Loud cryptocurrency platform hacks can harm ordinary users and such incidents have occurred. However, most cryptocurrency crimes are small and aimed at individual users. Therefore, it is important for users to implement their own security measures. By following best practices, such as only dealing with legitimate businesses, ignoring promises of guaranteed profits, protecting your wallet, using multiple wallets, using a secure Internet connection, regularly changing passwords, avoiding phishing links, using a cold wallet, and reporting suspicious activity, users can help protect themselves from cryptocurrency fraud. It is important to remain vigilant and take steps to protect assets in the cryptocurrency world.
- Only deal with legitimate businesses: No legitimate business is going to demand that you send cryptocurrency in advance, not buy something, and not protect your money. That’s always a scam.
- Ignore promises of guaranteed profits: do not trust people who promise you can quickly and easily make money in the crypto markets.
- Do your own research: Before you invest in crypto, search online for the name of the company or person and the cryptocurrency name, plus words like “review,” “scam,” or “complaint.” See what others say.
- Protecting your wallet: To invest in cryptocurrency, you need a wallet with private keys. If a firm asks you to share keys to participate in an investment opportunity, it is highly likely to be a scam.
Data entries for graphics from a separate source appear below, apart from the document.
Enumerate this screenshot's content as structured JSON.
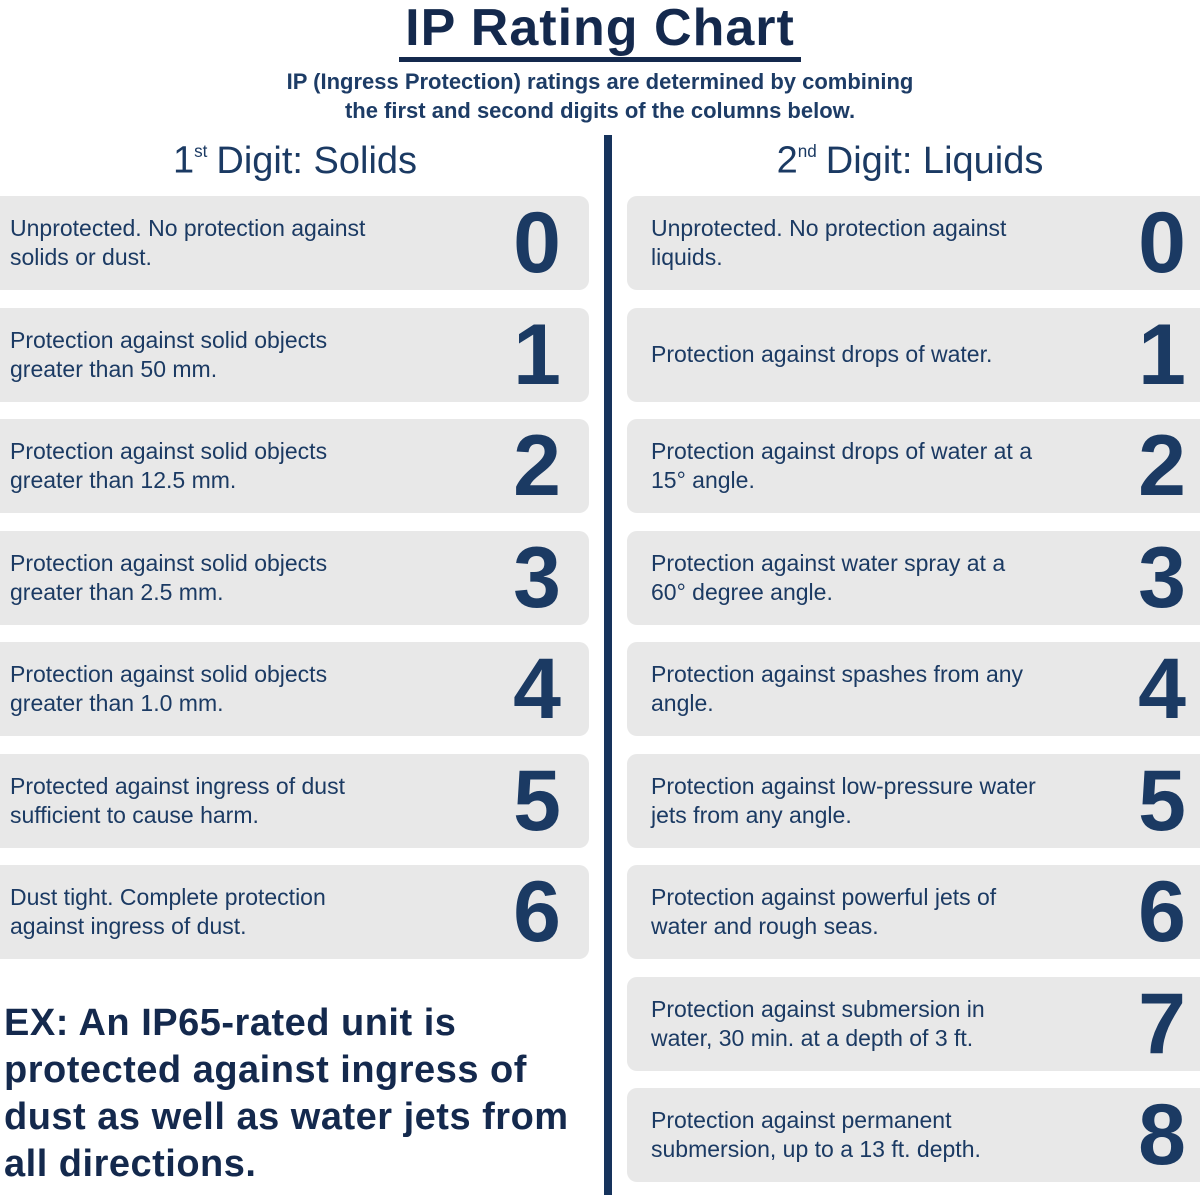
{
  "page": {
    "title": "IP Rating Chart",
    "subtitle_line1": "IP (Ingress Protection) ratings are determined by combining",
    "subtitle_line2": "the first and second digits of the columns below."
  },
  "colors": {
    "navy_text": "#1b3a63",
    "title_navy": "#14294d",
    "divider_navy": "#16335c",
    "row_background": "#e8e8e8"
  },
  "columns": [
    {
      "header": {
        "num": "1",
        "sup": "st",
        "rest": "Digit: Solids"
      },
      "rows": [
        {
          "digit": "0",
          "text": "Unprotected. No protection against solids or dust."
        },
        {
          "digit": "1",
          "text": "Protection against solid objects greater than 50 mm."
        },
        {
          "digit": "2",
          "text": "Protection against solid objects greater than 12.5 mm."
        },
        {
          "digit": "3",
          "text": "Protection against solid objects greater than 2.5 mm."
        },
        {
          "digit": "4",
          "text": "Protection against solid objects greater than 1.0 mm."
        },
        {
          "digit": "5",
          "text": "Protected against ingress of dust sufficient to cause harm."
        },
        {
          "digit": "6",
          "text": "Dust tight. Complete protection against ingress of dust."
        }
      ]
    },
    {
      "header": {
        "num": "2",
        "sup": "nd",
        "rest": "Digit: Liquids"
      },
      "rows": [
        {
          "digit": "0",
          "text": "Unprotected. No protection against liquids."
        },
        {
          "digit": "1",
          "text": "Protection against drops of water."
        },
        {
          "digit": "2",
          "text": "Protection against drops of water at a 15° angle."
        },
        {
          "digit": "3",
          "text": "Protection against water spray at a 60° degree angle."
        },
        {
          "digit": "4",
          "text": "Protection against spashes from any angle."
        },
        {
          "digit": "5",
          "text": "Protection against low-pressure water jets from any angle."
        },
        {
          "digit": "6",
          "text": "Protection against powerful jets of water and rough seas."
        },
        {
          "digit": "7",
          "text": "Protection against submersion in water, 30 min. at a depth of 3 ft."
        },
        {
          "digit": "8",
          "text": "Protection against permanent submersion, up to a 13 ft. depth."
        }
      ]
    }
  ],
  "example": {
    "text": "EX: An IP65-rated unit is protected against ingress of dust as well as water jets from all directions."
  }
}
Keep your wallet keys private.
- Using multiple wallets can help spread risk and protect assets.
- Use a secure Internet connection: Make sure you are using a secure Internet connection when accessing your cryptocurrency accounts.
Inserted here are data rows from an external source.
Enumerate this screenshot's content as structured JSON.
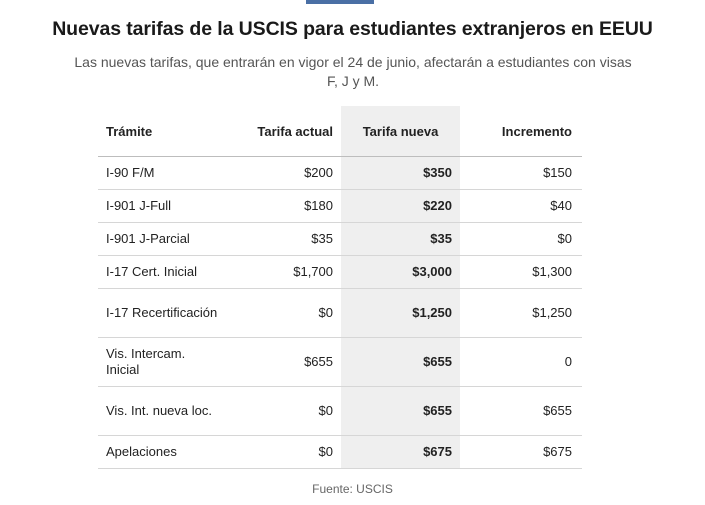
{
  "title": "Nuevas tarifas de la USCIS para estudiantes extranjeros en EEUU",
  "subtitle": "Las nuevas tarifas, que entrarán en vigor el 24 de junio, afectarán a estudiantes con visas F, J y M.",
  "source": "Fuente: USCIS",
  "colors": {
    "accent": "#4a6fa5",
    "highlight_column": "#efefef"
  },
  "chart_data": {
    "type": "table",
    "columns": [
      "Trámite",
      "Tarifa actual",
      "Tarifa nueva",
      "Incremento"
    ],
    "rows": [
      {
        "tramite": "I-90 F/M",
        "actual": "$200",
        "nueva": "$350",
        "incremento": "$150"
      },
      {
        "tramite": "I-901 J-Full",
        "actual": "$180",
        "nueva": "$220",
        "incremento": "$40"
      },
      {
        "tramite": "I-901 J-Parcial",
        "actual": "$35",
        "nueva": "$35",
        "incremento": "$0"
      },
      {
        "tramite": "I-17 Cert. Inicial",
        "actual": "$1,700",
        "nueva": "$3,000",
        "incremento": "$1,300"
      },
      {
        "tramite": "I-17 Recertificación",
        "actual": "$0",
        "nueva": "$1,250",
        "incremento": "$1,250"
      },
      {
        "tramite": "Vis. Intercam. Inicial",
        "actual": "$655",
        "nueva": "$655",
        "incremento": "0"
      },
      {
        "tramite": "Vis. Int. nueva loc.",
        "actual": "$0",
        "nueva": "$655",
        "incremento": "$655"
      },
      {
        "tramite": "Apelaciones",
        "actual": "$0",
        "nueva": "$675",
        "incremento": "$675"
      }
    ]
  }
}
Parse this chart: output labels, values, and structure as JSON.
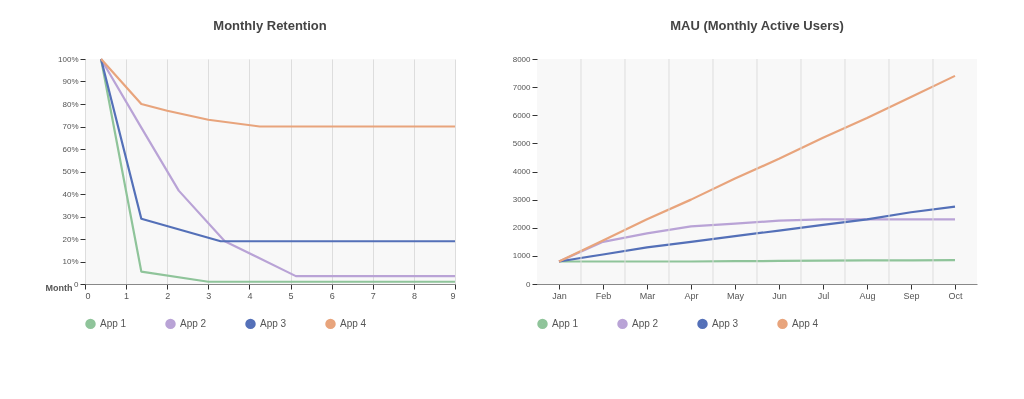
{
  "chart_data": [
    {
      "type": "line",
      "title": "Monthly Retention",
      "xlabel": "Month",
      "grid": "x",
      "legend": "bottom",
      "marker": "none",
      "line_style": "solid",
      "xlim": [
        0,
        9
      ],
      "xticks": [
        0,
        1,
        2,
        3,
        4,
        5,
        6,
        7,
        8,
        9
      ],
      "ylim": [
        0,
        100
      ],
      "yticks": [
        0,
        {
          "value": 10,
          "label": "10%"
        },
        {
          "value": 20,
          "label": "20%"
        },
        {
          "value": 30,
          "label": "30%"
        },
        {
          "value": 40,
          "label": "40%"
        },
        {
          "value": 50,
          "label": "50%"
        },
        {
          "value": 60,
          "label": "60%"
        },
        {
          "value": 70,
          "label": "70%"
        },
        {
          "value": 80,
          "label": "80%"
        },
        {
          "value": 90,
          "label": "90%"
        },
        {
          "value": 100,
          "label": "100%"
        }
      ],
      "series": [
        {
          "name": "App 1",
          "color": "#8fc49a",
          "x": [
            0.39,
            1.37,
            3,
            9
          ],
          "values": [
            100,
            5.5,
            1,
            1
          ]
        },
        {
          "name": "App 2",
          "color": "#b9a3d6",
          "x": [
            0.39,
            1.37,
            2.28,
            3.4,
            5.13,
            9
          ],
          "values": [
            100,
            69.5,
            41.5,
            19,
            3.5,
            3.5
          ]
        },
        {
          "name": "App 3",
          "color": "#5470b8",
          "x": [
            0.39,
            1.37,
            3.3,
            9
          ],
          "values": [
            100,
            29,
            19,
            19
          ]
        },
        {
          "name": "App 4",
          "color": "#e8a47c",
          "x": [
            0.39,
            1.37,
            2,
            3,
            4.25,
            9
          ],
          "values": [
            100,
            80,
            77,
            73,
            70,
            70
          ]
        }
      ]
    },
    {
      "type": "line",
      "title": "MAU (Monthly Active Users)",
      "grid": "x",
      "legend": "bottom",
      "marker": "none",
      "line_style": "solid",
      "categories": [
        "Jan",
        "Feb",
        "Mar",
        "Apr",
        "May",
        "Jun",
        "Jul",
        "Aug",
        "Sep",
        "Oct"
      ],
      "ylim": [
        0,
        8000
      ],
      "yticks": [
        0,
        1000,
        2000,
        3000,
        4000,
        5000,
        6000,
        7000,
        8000
      ],
      "series": [
        {
          "name": "App 1",
          "color": "#8fc49a",
          "values": [
            800,
            800,
            800,
            800,
            810,
            820,
            830,
            840,
            840,
            850
          ]
        },
        {
          "name": "App 2",
          "color": "#b9a3d6",
          "values": [
            800,
            1500,
            1800,
            2050,
            2150,
            2250,
            2300,
            2300,
            2300,
            2300
          ]
        },
        {
          "name": "App 3",
          "color": "#5470b8",
          "values": [
            800,
            1050,
            1300,
            1500,
            1700,
            1900,
            2100,
            2300,
            2550,
            2750
          ]
        },
        {
          "name": "App 4",
          "color": "#e8a47c",
          "values": [
            800,
            1550,
            2300,
            3000,
            3750,
            4450,
            5200,
            5900,
            6650,
            7400
          ]
        }
      ]
    }
  ]
}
- Regularly changing passwords: Changing passwords regularly can help prevent unauthorized access to accounts.
- Avoid phishing links: Be wary of phishing scams where attackers try to click on a link that takes you to a fake website designed to steal your login credentials.
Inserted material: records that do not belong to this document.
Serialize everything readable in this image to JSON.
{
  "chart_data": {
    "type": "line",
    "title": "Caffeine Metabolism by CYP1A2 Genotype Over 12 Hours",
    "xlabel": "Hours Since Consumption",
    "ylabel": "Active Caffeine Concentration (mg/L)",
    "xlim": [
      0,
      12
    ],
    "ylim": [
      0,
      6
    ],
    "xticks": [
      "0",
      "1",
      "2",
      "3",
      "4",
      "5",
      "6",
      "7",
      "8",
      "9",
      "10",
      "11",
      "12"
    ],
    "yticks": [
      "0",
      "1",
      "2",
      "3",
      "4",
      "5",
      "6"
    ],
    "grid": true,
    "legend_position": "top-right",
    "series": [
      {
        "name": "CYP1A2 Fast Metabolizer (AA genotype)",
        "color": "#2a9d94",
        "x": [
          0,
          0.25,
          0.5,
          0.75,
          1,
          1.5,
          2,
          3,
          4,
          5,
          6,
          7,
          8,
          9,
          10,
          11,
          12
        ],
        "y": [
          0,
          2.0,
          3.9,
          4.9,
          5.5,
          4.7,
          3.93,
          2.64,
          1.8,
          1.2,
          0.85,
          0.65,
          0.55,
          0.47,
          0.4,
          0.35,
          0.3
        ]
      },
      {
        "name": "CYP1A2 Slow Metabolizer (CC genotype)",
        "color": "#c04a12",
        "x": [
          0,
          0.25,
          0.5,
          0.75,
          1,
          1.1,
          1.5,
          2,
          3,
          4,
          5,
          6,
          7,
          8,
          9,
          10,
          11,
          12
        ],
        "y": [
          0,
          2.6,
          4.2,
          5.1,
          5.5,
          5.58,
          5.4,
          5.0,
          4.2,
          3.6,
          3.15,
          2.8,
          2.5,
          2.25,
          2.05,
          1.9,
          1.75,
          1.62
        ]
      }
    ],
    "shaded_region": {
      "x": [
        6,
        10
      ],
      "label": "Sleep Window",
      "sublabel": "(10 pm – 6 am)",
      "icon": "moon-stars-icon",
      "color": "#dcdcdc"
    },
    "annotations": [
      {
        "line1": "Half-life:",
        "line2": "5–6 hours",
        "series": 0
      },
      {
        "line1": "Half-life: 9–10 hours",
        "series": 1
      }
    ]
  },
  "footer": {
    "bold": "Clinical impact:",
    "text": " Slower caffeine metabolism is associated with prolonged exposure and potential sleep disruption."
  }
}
- Use of a cold wallet: A cold wallet is a type of cryptocurrency wallet that stores private keys offline, making it less vulnerable to hacking.
- Report suspicious activity: If you notice any signs of a scam, do not click on any links, dial a phone number, contact them in any way, or send them money: report fraud and other suspicious activities involving cryptocurrencies to relevant authorities.
Attacks on cryptocurrency exchanges, wallets, and online trading platforms have become more frequent. Technical support specialists on all platforms are constantly working on strengthening security, using the latest technological solutions to counter hacker attacks.
Today, most experts in the crypto market strongly recommend that each participant remain calm, and not panic, even if there is a news report that your exchange has become the object of another hacker attack. Try to calmly analyze and correctly assess the situation before removing crypto assets. Remember that there is a very high probability of their further growth and even reaching new highs after the experienced temporary fall, and thus, you will be able to avoid unreasonable losses.